China Overall Water Quality Improves, But Some Regions Worsen
Published on by Water Network Research, Official research team of The Water Network in Government
Overall water quality in China improved in the first six months of this year, though five regions saw an increase in substandard samples over the period, the environment ministry said.
Reporting by David Stanway
Image source: Pixabay
The Ministry of Environmental Protection said in a notice that 70 percent of surface water samples tested in the first six months of 2017 qualified as grade I to III, meaning it was clean enough for direct human use - up 1.2 percentage points compared to the same period of last year.
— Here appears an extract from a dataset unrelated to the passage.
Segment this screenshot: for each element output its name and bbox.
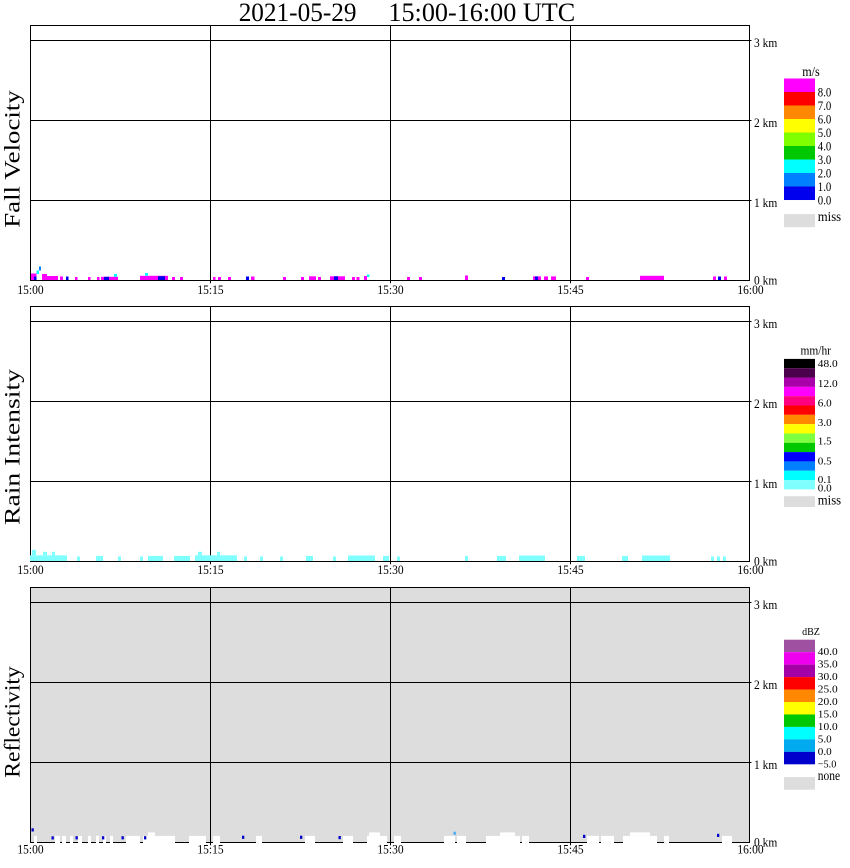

China ranks its water supplies in six bands. Grade IV refers to water that is "lightly polluted" but can still be used for ordinary industrial purposes, while Grade V is suitable only for agricultural use.
In the first six months of 2017, samples in the lowest "below-V" grade, which refers to water that is so polluted that it has "lost function", fell 1.7 percentage points to 8.8 percent, the ministry said.
However, the ministry also listed 27 sampling sites that saw water quality decline in the first six months of the year, including sites in Hebei, Shanxi, Shandong, Liaoning and the capital Beijing, where a third of tested samples were judged to have "lost function".
Five regions - Inner Mongolia, Heilongjiang, Jiangxi, Guizhou and Shaanxi - also saw their amount of "below-V" samples increase over the period.